Cet ouvrage retrace la carrière de Focillon avant Focillon, celle du militant
politique aux ambitions littéraires avortées. Avant de devenir l'un des
maîtres du formalisme et l'un des plus grands historiens de l'art
français, le jeune Henri Focillon se rêvait en effet « homme de lettres »,
capable d'investir simultanément les champs des luttes politiques, poétiques
et intellectuelles.
De cette première vie faite d'engagements qui se conclut par une
succession de renoncements, l'historiographie dit peu de choses. De très
nombreux écrits en témoignent pourtant, disséminés dans des feuilles socialistes,
des revues parisiennes ou des ouvrages publiés à compte
d'auteur, parfois sous pseudonyme. La compilation de ces centaines de
pages oubliées donne une grille de lecture extrêmement
éclairante pour ses écrits ultérieurs. S'y trouvent, sous une forme déjà
très accomplie, tous les thèmes que Focillon ne cessera de décliner
tout au long de sa carrière d'historien de l'art, à laquelle ils
donnent une tonalité quasi funèbre et quelque peu nostalgique. Dressant le portrait d'un idéaliste profondément imprégné du socialisme de Jean Jaurès, du souvenir
révolutionnaire d'Auguste Blanqui et des combats artistiques de Gustave Geoffroy,
condamné au resserrement de ses ambitions et à la voie universitaire par ses échecs
politiques et littéraires, ils permettent de retracer le parcours
intellectuel d'un normalien à l'avant-garde dans le domaine politique mais
méfiant vis-à-vis des révolutions esthétiques parisiennes, leur préférant
les odes campagnardes de Maurice Rollinat et les vues de Venise de Félix
Ziem. En cela, la personnalité du jeune Focillon peut être mise en
relation avec les idées de Ruskin, dont il est un lecteur attentif,
scandalisé par l'aliénation des foules, sensible à la beauté des ruelles
rustiques ou des objets fabriqués de main d'homme.

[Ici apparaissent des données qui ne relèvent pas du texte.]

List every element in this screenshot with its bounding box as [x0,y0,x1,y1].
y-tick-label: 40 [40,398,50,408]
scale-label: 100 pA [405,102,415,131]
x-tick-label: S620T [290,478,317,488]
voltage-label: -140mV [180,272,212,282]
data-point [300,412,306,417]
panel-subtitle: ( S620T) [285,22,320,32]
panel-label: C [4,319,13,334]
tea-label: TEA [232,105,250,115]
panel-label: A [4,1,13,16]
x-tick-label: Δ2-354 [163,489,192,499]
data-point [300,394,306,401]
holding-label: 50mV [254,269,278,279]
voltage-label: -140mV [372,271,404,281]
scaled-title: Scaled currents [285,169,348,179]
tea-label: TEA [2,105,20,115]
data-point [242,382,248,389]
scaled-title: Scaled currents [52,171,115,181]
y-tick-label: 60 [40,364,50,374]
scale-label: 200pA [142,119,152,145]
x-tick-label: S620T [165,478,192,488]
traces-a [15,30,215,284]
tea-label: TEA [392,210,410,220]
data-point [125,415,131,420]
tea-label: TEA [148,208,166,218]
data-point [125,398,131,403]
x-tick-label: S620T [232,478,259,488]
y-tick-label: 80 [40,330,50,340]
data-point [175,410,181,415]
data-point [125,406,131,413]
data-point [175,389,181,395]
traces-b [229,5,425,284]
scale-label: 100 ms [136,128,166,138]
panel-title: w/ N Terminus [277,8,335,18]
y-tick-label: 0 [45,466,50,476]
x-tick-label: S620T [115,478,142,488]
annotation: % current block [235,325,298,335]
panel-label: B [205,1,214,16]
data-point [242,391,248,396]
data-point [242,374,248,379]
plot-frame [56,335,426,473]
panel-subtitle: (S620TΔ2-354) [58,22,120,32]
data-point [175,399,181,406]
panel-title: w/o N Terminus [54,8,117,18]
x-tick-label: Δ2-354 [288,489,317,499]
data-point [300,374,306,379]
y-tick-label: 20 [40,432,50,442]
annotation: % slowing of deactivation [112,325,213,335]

François-René Martin, docteur en science politique et docteur en histoire
de l'art, ancien pensionnaire à l'Institut national d'histoire de l'art,
est professeur à l'École nationale supérieure des beaux-arts de Paris et à
l'École du Louvre. Spécialiste des mythes raphaëliens au XIXe siècle, il travaille notamment sur Mathias Grünewald.
Pascale Cugy, ancienne élève de l'École du Louvre, est doctorante en
histoire de l'art à l'Université Paris-Sorbonne Paris-IV et chargée de
mission à l'École nationale supérieure des beaux-arts de Paris. Elle
travaille sur l'histoire de la gravure française, l'histoire de la mode et
les écrits politiques et littéraires de Henri Focillon.